Here, we investigated how people predict others’ actions. We hypothesized that people can accurately predict others’ future actions based on knowledge of their current actions, coupled with knowledge of action transitions.
To test whether people have accurate knowledge of the transition probabilities between actions, we compared actual rates of action transitions—calculated from four large naturalistic datasets—to participants’ ratings of the transition probabilities between corresponding sets of actions.
In five preregistered studies, participants demonstrated accurate mental models of action transitions. Furthermore, we found that people drew upon conceptual knowledge of actions—described by the six-dimensional ACT-FASTaxonomy—to guide their accurate predictions.

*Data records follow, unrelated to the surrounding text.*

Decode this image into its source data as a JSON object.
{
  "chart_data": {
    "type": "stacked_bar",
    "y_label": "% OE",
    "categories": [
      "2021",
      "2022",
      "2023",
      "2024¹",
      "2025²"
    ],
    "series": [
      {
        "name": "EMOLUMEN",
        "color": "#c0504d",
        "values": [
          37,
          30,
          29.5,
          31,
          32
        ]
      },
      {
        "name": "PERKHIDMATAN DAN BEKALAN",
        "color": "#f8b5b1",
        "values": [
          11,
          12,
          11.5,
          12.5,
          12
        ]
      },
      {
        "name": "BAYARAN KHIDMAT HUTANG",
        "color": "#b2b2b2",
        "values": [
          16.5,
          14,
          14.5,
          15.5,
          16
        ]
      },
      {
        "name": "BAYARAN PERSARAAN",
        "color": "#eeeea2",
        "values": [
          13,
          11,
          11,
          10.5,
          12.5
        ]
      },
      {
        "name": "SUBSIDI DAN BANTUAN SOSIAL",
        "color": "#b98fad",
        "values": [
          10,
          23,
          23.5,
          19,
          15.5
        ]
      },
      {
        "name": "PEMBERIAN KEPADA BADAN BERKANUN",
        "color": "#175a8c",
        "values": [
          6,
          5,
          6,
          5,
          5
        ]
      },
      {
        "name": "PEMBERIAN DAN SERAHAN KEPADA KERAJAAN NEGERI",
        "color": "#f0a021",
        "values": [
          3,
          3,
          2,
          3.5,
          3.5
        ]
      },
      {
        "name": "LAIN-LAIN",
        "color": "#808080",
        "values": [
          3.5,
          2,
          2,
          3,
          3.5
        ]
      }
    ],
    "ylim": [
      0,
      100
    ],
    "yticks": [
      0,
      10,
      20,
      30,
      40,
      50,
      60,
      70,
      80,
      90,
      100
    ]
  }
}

Together, these results indicate that people can accurately anticipate other people’s moves in the dance of social life and that the structure of action knowledge may be tailored to making these predictions.

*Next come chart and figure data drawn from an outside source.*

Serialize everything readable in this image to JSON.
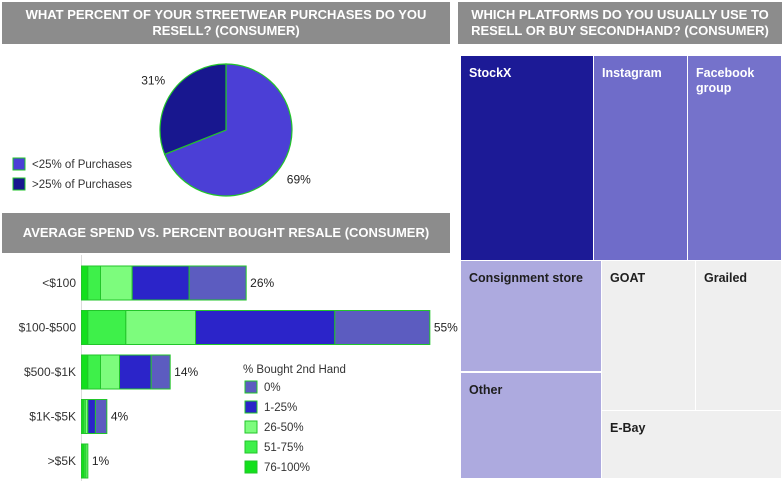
{
  "colors": {
    "title_bg": "#8c8c8c",
    "pie_less": "#4b3fd6",
    "pie_more": "#18178f",
    "bar_outline": "#22c52a",
    "seg_0": "#5c5cc0",
    "seg_1_25": "#2b24c9",
    "seg_26_50": "#7dfc7d",
    "seg_51_75": "#3ef04a",
    "seg_76_100": "#12e01c"
  },
  "titles": {
    "pie": "WHAT PERCENT OF YOUR STREETWEAR PURCHASES DO YOU RESELL? (CONSUMER)",
    "bar": "AVERAGE SPEND VS. PERCENT BOUGHT RESALE (CONSUMER)",
    "treemap": "WHICH PLATFORMS DO YOU USUALLY USE TO RESELL OR BUY SECONDHAND? (CONSUMER)"
  },
  "chart_data": [
    {
      "type": "pie",
      "title": "WHAT PERCENT OF YOUR STREETWEAR PURCHASES DO YOU RESELL? (CONSUMER)",
      "slices": [
        {
          "label": "<25% of Purchases",
          "value": 69,
          "display": "69%",
          "color": "#4b3fd6"
        },
        {
          "label": ">25% of Purchases",
          "value": 31,
          "display": "31%",
          "color": "#18178f"
        }
      ],
      "legend_position": "left"
    },
    {
      "type": "bar",
      "orientation": "horizontal",
      "stacked": true,
      "title": "AVERAGE SPEND VS. PERCENT BOUGHT RESALE (CONSUMER)",
      "categories": [
        "<$100",
        "$100-$500",
        "$500-$1K",
        "$1K-$5K",
        ">$5K"
      ],
      "totals": [
        26,
        55,
        14,
        4,
        1
      ],
      "total_labels": [
        "26%",
        "55%",
        "14%",
        "4%",
        "1%"
      ],
      "legend_title": "% Bought 2nd Hand",
      "series": [
        {
          "name": "76-100%",
          "color": "#12e01c",
          "values": [
            1,
            1,
            1,
            0.3,
            0.4
          ]
        },
        {
          "name": "51-75%",
          "color": "#3ef04a",
          "values": [
            2,
            6,
            2,
            0.3,
            0.3
          ]
        },
        {
          "name": "26-50%",
          "color": "#7dfc7d",
          "values": [
            5,
            11,
            3,
            0.4,
            0.3
          ]
        },
        {
          "name": "1-25%",
          "color": "#2b24c9",
          "values": [
            9,
            22,
            5,
            1.2,
            0
          ]
        },
        {
          "name": "0%",
          "color": "#5c5cc0",
          "values": [
            9,
            15,
            3,
            1.8,
            0
          ]
        }
      ],
      "legend_order": [
        "0%",
        "1-25%",
        "26-50%",
        "51-75%",
        "76-100%"
      ],
      "xlim": [
        0,
        60
      ],
      "legend_position": "bottom-right"
    },
    {
      "type": "treemap",
      "title": "WHICH PLATFORMS DO YOU USUALLY USE TO RESELL OR BUY SECONDHAND? (CONSUMER)",
      "items": [
        {
          "label": "StockX"
        },
        {
          "label": "Instagram"
        },
        {
          "label": "Facebook group"
        },
        {
          "label": "Consignment store"
        },
        {
          "label": "GOAT"
        },
        {
          "label": "Grailed"
        },
        {
          "label": "Other"
        },
        {
          "label": "E-Bay"
        }
      ]
    }
  ]
}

We use these five datasets to estimate the “ground truth” probabilities of how actions actually transition from one to the next. In five preregistered studies, we then compare these ground truth measures of transition probabilities to people’s predictions of the same transition probabilities. In each study, participants rate the likelihood of a future action, given a current action. For example, “how likely is someone to start running, given that they are currently stretching?” or “how likely is some to start dancing, given that they are currently laughing?” We measure the accuracy of participants’ judgments by correlating their ratings with the ground truth measures of the same transitions.

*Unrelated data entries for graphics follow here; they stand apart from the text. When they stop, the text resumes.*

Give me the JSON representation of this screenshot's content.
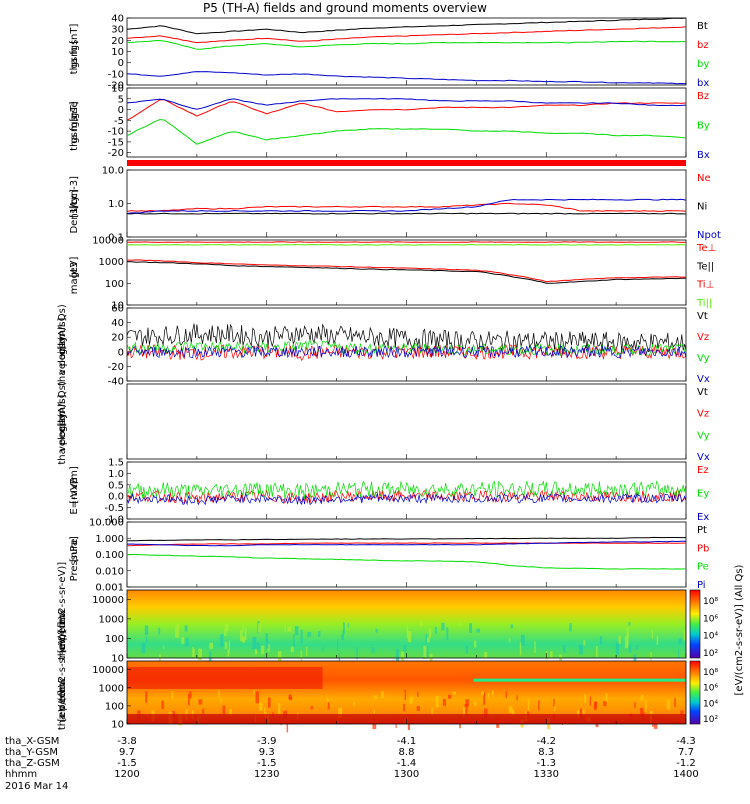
{
  "title": "P5 (TH-A) fields and ground moments overview",
  "footer": {
    "rows": [
      {
        "label": "tha_X-GSM",
        "values": [
          "-3.8",
          "-3.9",
          "-4.1",
          "-4.2",
          "-4.3"
        ]
      },
      {
        "label": "tha_Y-GSM",
        "values": [
          "9.7",
          "9.3",
          "8.8",
          "8.3",
          "7.7"
        ]
      },
      {
        "label": "tha_Z-GSM",
        "values": [
          "-1.5",
          "-1.5",
          "-1.4",
          "-1.3",
          "-1.2"
        ]
      },
      {
        "label": "hhmm",
        "values": [
          "1200",
          "1230",
          "1300",
          "1330",
          "1400"
        ]
      }
    ],
    "date": "2016 Mar 14"
  },
  "colorbar_label": "[eV/(cm2-s-sr-eV)]  (All Qs)",
  "colors": {
    "black": "#000000",
    "red": "#ff0000",
    "green": "#00dd00",
    "blue": "#0000cc",
    "lime": "#55ee00"
  },
  "chart_data": [
    {
      "type": "line",
      "ylabel": "tha fgs gsm [nT]",
      "ylim": [
        -20,
        40
      ],
      "yticks": [
        "40",
        "30",
        "20",
        "10",
        "0",
        "-10",
        "-20"
      ],
      "ytick_values": [
        40,
        30,
        20,
        10,
        0,
        -10,
        -20
      ],
      "x": "hhmm 1200-1400",
      "series": [
        {
          "name": "Bt",
          "color": "black",
          "values": [
            30,
            33,
            26,
            28,
            30,
            27,
            29,
            31,
            32,
            33,
            34,
            35,
            36,
            37,
            38,
            39,
            40
          ]
        },
        {
          "name": "bz",
          "color": "red",
          "values": [
            22,
            24,
            18,
            20,
            22,
            19,
            21,
            23,
            24,
            25,
            26,
            27,
            28,
            29,
            30,
            31,
            32
          ]
        },
        {
          "name": "by",
          "color": "green",
          "values": [
            18,
            20,
            12,
            15,
            17,
            14,
            16,
            17,
            17,
            18,
            18,
            18,
            18,
            18,
            19,
            19,
            19
          ]
        },
        {
          "name": "bx",
          "color": "blue",
          "values": [
            -10,
            -12,
            -8,
            -9,
            -11,
            -10,
            -12,
            -13,
            -14,
            -15,
            -16,
            -16,
            -17,
            -17,
            -18,
            -18,
            -19
          ]
        }
      ]
    },
    {
      "type": "line",
      "ylabel": "tha fgs gsm gse [nT]",
      "ylim": [
        -22,
        10
      ],
      "yticks": [
        "10",
        "5",
        "0",
        "-5",
        "-10",
        "-15",
        "-20"
      ],
      "ytick_values": [
        10,
        5,
        0,
        -5,
        -10,
        -15,
        -20
      ],
      "series": [
        {
          "name": "Bz",
          "color": "red",
          "values": [
            -5,
            5,
            -3,
            4,
            -2,
            3,
            -1,
            0,
            0,
            1,
            1,
            1,
            2,
            2,
            3,
            3,
            3
          ]
        },
        {
          "name": "By",
          "color": "green",
          "values": [
            -12,
            -4,
            -16,
            -10,
            -14,
            -12,
            -10,
            -9,
            -9,
            -9,
            -10,
            -10,
            -11,
            -11,
            -12,
            -12,
            -13
          ]
        },
        {
          "name": "Bx",
          "color": "blue",
          "values": [
            3,
            5,
            0,
            5,
            2,
            4,
            5,
            5,
            5,
            4,
            4,
            4,
            3,
            3,
            3,
            2,
            2
          ]
        }
      ]
    },
    {
      "type": "line",
      "ylabel": "Density [1/cc] [cm-3]",
      "yscale": "log",
      "ylim": [
        0.1,
        10
      ],
      "yticks": [
        "10.0",
        "1.0",
        "0.1"
      ],
      "ytick_values": [
        10,
        1,
        0.1
      ],
      "series": [
        {
          "name": "Ne",
          "color": "red",
          "values": [
            0.6,
            0.6,
            0.7,
            0.7,
            0.8,
            0.8,
            0.8,
            0.8,
            0.8,
            0.8,
            0.9,
            1.0,
            0.9,
            0.6,
            0.6,
            0.6,
            0.6
          ]
        },
        {
          "name": "Ni",
          "color": "black",
          "values": [
            0.5,
            0.5,
            0.5,
            0.5,
            0.5,
            0.5,
            0.5,
            0.5,
            0.5,
            0.5,
            0.5,
            0.5,
            0.5,
            0.5,
            0.5,
            0.5,
            0.5
          ]
        },
        {
          "name": "Npot",
          "color": "blue",
          "values": [
            0.5,
            0.6,
            0.6,
            0.6,
            0.6,
            0.6,
            0.6,
            0.6,
            0.6,
            0.7,
            0.8,
            1.3,
            1.3,
            1.3,
            1.3,
            1.3,
            1.3
          ]
        }
      ]
    },
    {
      "type": "line",
      "ylabel": "magt3 [eV]",
      "yscale": "log",
      "ylim": [
        10,
        10000
      ],
      "yticks": [
        "10000",
        "1000",
        "100",
        "10"
      ],
      "ytick_values": [
        10000,
        1000,
        100,
        10
      ],
      "series": [
        {
          "name": "Te⊥",
          "color": "red",
          "values": [
            8000,
            8000,
            8000,
            8000,
            8000,
            8000,
            8000,
            8000,
            8000,
            8000,
            8000,
            8000,
            8000,
            8000,
            8000,
            8000,
            8000
          ]
        },
        {
          "name": "Te||",
          "color": "black",
          "values": [
            1000,
            900,
            800,
            650,
            600,
            550,
            500,
            450,
            420,
            380,
            350,
            200,
            100,
            120,
            150,
            160,
            170
          ]
        },
        {
          "name": "Ti⊥",
          "color": "red",
          "values": [
            1200,
            1100,
            900,
            800,
            700,
            650,
            600,
            550,
            500,
            450,
            400,
            250,
            120,
            150,
            180,
            190,
            200
          ]
        },
        {
          "name": "Ti||",
          "color": "lime",
          "values": [
            6000,
            6000,
            6000,
            6000,
            6000,
            6000,
            6000,
            6000,
            6000,
            6000,
            6000,
            6000,
            6000,
            6000,
            6000,
            6000,
            6000
          ]
        }
      ]
    },
    {
      "type": "line",
      "ylabel": "tha peir velocity gsm [km/s] (All Qs)",
      "ylim": [
        -40,
        60
      ],
      "yticks": [
        "60",
        "40",
        "20",
        "0",
        "-20",
        "-40"
      ],
      "ytick_values": [
        60,
        40,
        20,
        0,
        -20,
        -40
      ],
      "noisy": true,
      "series": [
        {
          "name": "Vt",
          "color": "black",
          "values": [
            20,
            22,
            25,
            24,
            20,
            26,
            22,
            20,
            18,
            16,
            15,
            15,
            14,
            14,
            13,
            13,
            12
          ],
          "amp": 14
        },
        {
          "name": "Vz",
          "color": "red",
          "values": [
            0,
            0,
            -2,
            0,
            0,
            -2,
            0,
            0,
            0,
            0,
            0,
            0,
            0,
            0,
            0,
            0,
            0
          ],
          "amp": 10
        },
        {
          "name": "Vy",
          "color": "green",
          "values": [
            5,
            6,
            8,
            6,
            5,
            8,
            6,
            5,
            4,
            4,
            3,
            3,
            3,
            3,
            3,
            3,
            3
          ],
          "amp": 8
        },
        {
          "name": "Vx",
          "color": "blue",
          "values": [
            0,
            0,
            0,
            0,
            0,
            0,
            0,
            0,
            0,
            0,
            0,
            0,
            0,
            0,
            0,
            0,
            0
          ],
          "amp": 8
        }
      ]
    },
    {
      "type": "line",
      "ylabel": "tha peer velocity gsm [km/s] (All Qs)",
      "ylim": [
        -40,
        60
      ],
      "yticks": [],
      "ytick_values": [],
      "series": [
        {
          "name": "Vt",
          "color": "black",
          "values": []
        },
        {
          "name": "Vz",
          "color": "red",
          "values": []
        },
        {
          "name": "Vy",
          "color": "green",
          "values": []
        },
        {
          "name": "Vx",
          "color": "blue",
          "values": []
        }
      ]
    },
    {
      "type": "line",
      "ylabel": "E=-VxB [mV/m]",
      "ylim": [
        -1.0,
        1.5
      ],
      "yticks": [
        "1.5",
        "1.0",
        "0.5",
        "0.0",
        "-0.5",
        "-1.0"
      ],
      "ytick_values": [
        1.5,
        1.0,
        0.5,
        0.0,
        -0.5,
        -1.0
      ],
      "noisy": true,
      "series": [
        {
          "name": "Ez",
          "color": "red",
          "values": [
            0,
            0,
            -0.1,
            0,
            0,
            -0.1,
            0,
            0,
            0,
            0,
            0,
            0,
            0,
            0,
            0,
            0,
            0
          ],
          "amp": 0.25
        },
        {
          "name": "Ey",
          "color": "green",
          "values": [
            0.2,
            0.3,
            0.2,
            0.3,
            0.3,
            0.2,
            0.3,
            0.3,
            0.3,
            0.3,
            0.3,
            0.3,
            0.3,
            0.3,
            0.3,
            0.3,
            0.3
          ],
          "amp": 0.35
        },
        {
          "name": "Ex",
          "color": "blue",
          "values": [
            -0.1,
            -0.1,
            -0.2,
            -0.1,
            -0.1,
            -0.2,
            -0.1,
            -0.1,
            -0.1,
            -0.1,
            -0.1,
            -0.1,
            -0.1,
            -0.1,
            -0.1,
            -0.1,
            -0.1
          ],
          "amp": 0.2
        }
      ]
    },
    {
      "type": "line",
      "ylabel": "Pressure [nPa]",
      "yscale": "log",
      "ylim": [
        0.001,
        10
      ],
      "yticks": [
        "10.000",
        "1.000",
        "0.100",
        "0.010",
        "0.001"
      ],
      "ytick_values": [
        10,
        1,
        0.1,
        0.01,
        0.001
      ],
      "series": [
        {
          "name": "Pt",
          "color": "black",
          "values": [
            0.7,
            0.75,
            0.8,
            0.8,
            0.85,
            0.85,
            0.9,
            0.9,
            0.9,
            0.9,
            0.95,
            0.95,
            1.0,
            1.0,
            1.0,
            1.1,
            1.1
          ]
        },
        {
          "name": "Pb",
          "color": "red",
          "values": [
            0.35,
            0.4,
            0.45,
            0.45,
            0.45,
            0.5,
            0.5,
            0.5,
            0.5,
            0.5,
            0.5,
            0.5,
            0.5,
            0.5,
            0.5,
            0.5,
            0.5
          ]
        },
        {
          "name": "Pe",
          "color": "green",
          "values": [
            0.1,
            0.09,
            0.08,
            0.07,
            0.06,
            0.055,
            0.05,
            0.045,
            0.04,
            0.04,
            0.035,
            0.02,
            0.015,
            0.014,
            0.013,
            0.013,
            0.013
          ]
        },
        {
          "name": "Pi",
          "color": "blue",
          "values": [
            0.45,
            0.4,
            0.35,
            0.35,
            0.4,
            0.4,
            0.4,
            0.4,
            0.4,
            0.4,
            0.4,
            0.45,
            0.5,
            0.55,
            0.6,
            0.6,
            0.65
          ]
        }
      ]
    },
    {
      "type": "heatmap",
      "ylabel": "tha peir en eflux eV [eV/(cm2-s-sr-eV)]",
      "yscale": "log",
      "ylim": [
        10,
        30000
      ],
      "yticks": [
        "10000",
        "1000",
        "100",
        "10"
      ],
      "ytick_values": [
        10000,
        1000,
        100,
        10
      ],
      "colorbar_ticks": [
        "10⁸",
        "10⁶",
        "10⁴",
        "10²"
      ]
    },
    {
      "type": "heatmap",
      "ylabel": "tha peer en eflux eV [eV/(cm2-s-sr-eV)]",
      "yscale": "log",
      "ylim": [
        10,
        30000
      ],
      "yticks": [
        "10000",
        "1000",
        "100",
        "10"
      ],
      "ytick_values": [
        10000,
        1000,
        100,
        10
      ],
      "colorbar_ticks": [
        "10⁸",
        "10⁶",
        "10⁴",
        "10²"
      ]
    }
  ]
}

We have previously proposed a theoretical framework for predictive social cognition, which suggests that social knowledge is organized by the goal of prediction (32). That is, the way in which people organize their conceptual knowledge of actions should allow them to make accurate action predictions. In previous research, we found that six psychological dimensions—together forming the Abstraction, Creation, Tradition, Food, Animacy, and Spiritualism Taxonomy (ACT-FAST; Table 1)—capture much of people’s conceptual knowledge of actions (33). Each action can be located on this “map” of actions based on its relation to each dimension. For example, the actions “stir” and “peel” load high on the food dimension; the action “dance” loads low on the food dimension, but high on the creation and animacy dimensions. Actions located closer to each other on these dimensions are more conceptually similar to each other. The ACT-FAST dimensions also describe how people infer the real-world properties of actions (e.g., where, why, when, how, and by whom different actions are performed) and predict patterns of brain activity elicited by perceiving actions (33, 34).